Friday, December 31, 2010

Camera One, Camera Two...Camera New

My dear cousin Anna, reminded me last night that I have been neglecting this outlet in my life.  As I sit here on this snowy New Year's Eve, the sun searching for a break in the cloud covered sky to say hello...I think about perspectives and the meaning of a new year.  While I am not much for New Year's Resolutions, I am certainly one who looks forward to a fresh calendar ready to be filled with new adventures and discoveries...the next chapter of my journey.  Anna, you are so right that life is sometimes wrought with ambiguity and/or moments of great clarity, but it is the time in between that we live our lives and mold us into who we are.
 
This has been a year of recognition, as I suppose every year is in its own right, but this year seems more significant than others.  One full of larger recognitions about my reality and relationship to my daily routines.  The last several weeks have been spent with a pen and my journal, sorting through my thoughts and the directions they take me in any given day.  I am focusing on reminding myself of the importance of sitting with my discomfort and unanswered questions...and appreciating the process of moving through these moments in my life.  I spend a lot of time sorting through things in my head, searching for resolution to the things that make my heart swirl, but sometimes there are no easy answers or conclusions available and I hope to learn to view these periods as a time of rest and reflection, as opposed to discomfort that must be immediately resolved.
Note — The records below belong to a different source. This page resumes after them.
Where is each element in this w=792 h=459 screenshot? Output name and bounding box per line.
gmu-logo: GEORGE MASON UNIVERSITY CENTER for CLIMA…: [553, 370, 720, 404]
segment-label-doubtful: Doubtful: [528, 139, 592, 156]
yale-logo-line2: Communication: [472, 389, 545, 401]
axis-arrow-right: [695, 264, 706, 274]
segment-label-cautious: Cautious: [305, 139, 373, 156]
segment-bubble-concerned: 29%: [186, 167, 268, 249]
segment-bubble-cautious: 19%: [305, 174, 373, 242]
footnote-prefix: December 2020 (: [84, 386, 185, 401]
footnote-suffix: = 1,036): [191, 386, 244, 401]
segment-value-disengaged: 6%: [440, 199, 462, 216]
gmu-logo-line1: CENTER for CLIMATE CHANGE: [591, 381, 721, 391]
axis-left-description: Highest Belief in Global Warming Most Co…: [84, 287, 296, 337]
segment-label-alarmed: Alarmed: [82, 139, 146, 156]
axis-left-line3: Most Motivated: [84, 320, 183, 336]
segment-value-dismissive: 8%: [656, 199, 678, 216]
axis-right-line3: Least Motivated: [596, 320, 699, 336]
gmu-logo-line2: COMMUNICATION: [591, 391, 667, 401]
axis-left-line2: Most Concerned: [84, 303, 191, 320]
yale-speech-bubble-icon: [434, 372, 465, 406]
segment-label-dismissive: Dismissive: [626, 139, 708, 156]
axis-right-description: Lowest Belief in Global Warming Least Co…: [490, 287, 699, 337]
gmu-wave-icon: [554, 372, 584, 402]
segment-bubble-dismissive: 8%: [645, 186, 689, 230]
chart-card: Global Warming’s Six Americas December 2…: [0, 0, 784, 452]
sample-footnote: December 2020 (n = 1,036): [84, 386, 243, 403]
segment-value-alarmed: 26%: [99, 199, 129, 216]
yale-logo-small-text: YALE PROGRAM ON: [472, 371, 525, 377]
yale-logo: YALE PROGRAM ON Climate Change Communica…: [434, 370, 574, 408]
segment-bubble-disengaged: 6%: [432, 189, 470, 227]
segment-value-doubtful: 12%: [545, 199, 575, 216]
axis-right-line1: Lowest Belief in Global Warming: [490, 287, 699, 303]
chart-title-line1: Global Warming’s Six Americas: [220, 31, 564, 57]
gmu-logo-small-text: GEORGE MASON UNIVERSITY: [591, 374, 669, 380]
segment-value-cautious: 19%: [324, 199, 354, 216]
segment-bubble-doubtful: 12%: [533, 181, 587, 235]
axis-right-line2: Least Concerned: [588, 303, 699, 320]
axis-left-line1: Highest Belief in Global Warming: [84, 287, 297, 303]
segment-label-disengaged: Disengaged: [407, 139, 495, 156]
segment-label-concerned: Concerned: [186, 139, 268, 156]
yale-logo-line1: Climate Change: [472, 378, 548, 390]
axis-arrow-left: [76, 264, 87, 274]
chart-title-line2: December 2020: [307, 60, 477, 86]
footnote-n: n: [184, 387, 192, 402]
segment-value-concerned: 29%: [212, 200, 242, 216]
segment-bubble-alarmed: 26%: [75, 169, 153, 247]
Life is full of mystery...the unknown.  Not a damn thing we can do to change this truth.

My experiences in life leading up to this moment share the wisdom of this beautiful cyclical process in life-the fluid movement through space and time allowing me to grow from this discomfort I am experiencing and have experienced before, and not to forget...joy alike.  I must trust this cycle.  I think human nature is flawed as our compulsion seems to be pursuit of a place in the world where life is always good.  Acknowledging that this is not so, and never will be seems more helpful than harmful to me.  It does not mean that I neglect my blessings, or deny myself happiness as it creeps into my periods of struggle, but it does mean accepting that this is life.  A collage of darkness and light and all the colors in between. 

I feel myself growing stronger and healthier all the time, and instead of celebrating this process I keep finding myself with my eyes on moments not yet shaped by time.  I know the power of existing in the present moment and finding peace where I am.  I also know the dangers of leaving this moment and jumping ahead...(while I believe in the importance of dreams and goals in life)...looking forward with expectations of certain outcomes presents many hiccups in my relationship with this life.  I want to avoid hiccups, and so I will continue to strengthen my practice of being present--gently acknowledging the concerns and uncertainty that sweep through me daily, but allowing them to remain fluid and continue on...making room for more healthy thoughts to occupy my mind.


 I am including some of my favorite photos from 2010.  A collage of some of our family's moments; a collection of my blessings this past year.  Despite some hardship, it was a good year full of love, laughter and adventure!  My hope for 2011 is to find my heart open and understanding of the direction my life will take me and the wonder it has to offer.







































I am sitting on the top bunk next to my fabulous boys playing with each other...demonstrating the simplicity and joy of existing in each moment.  They sure make me smile, and so I think I will close here and spend a little time re-connecting with my inner child. ;)

Reveal what you hold for me life; I welcome it!  I trust this process...

Happy New Year to you all!  May 2011 bring an abundance of health, happiness and growth!

Peace, love, light and gratitude

L.

1 comment:

mama hussy said...

beautiful life, you lead, dear one.
adore you more with every word i read!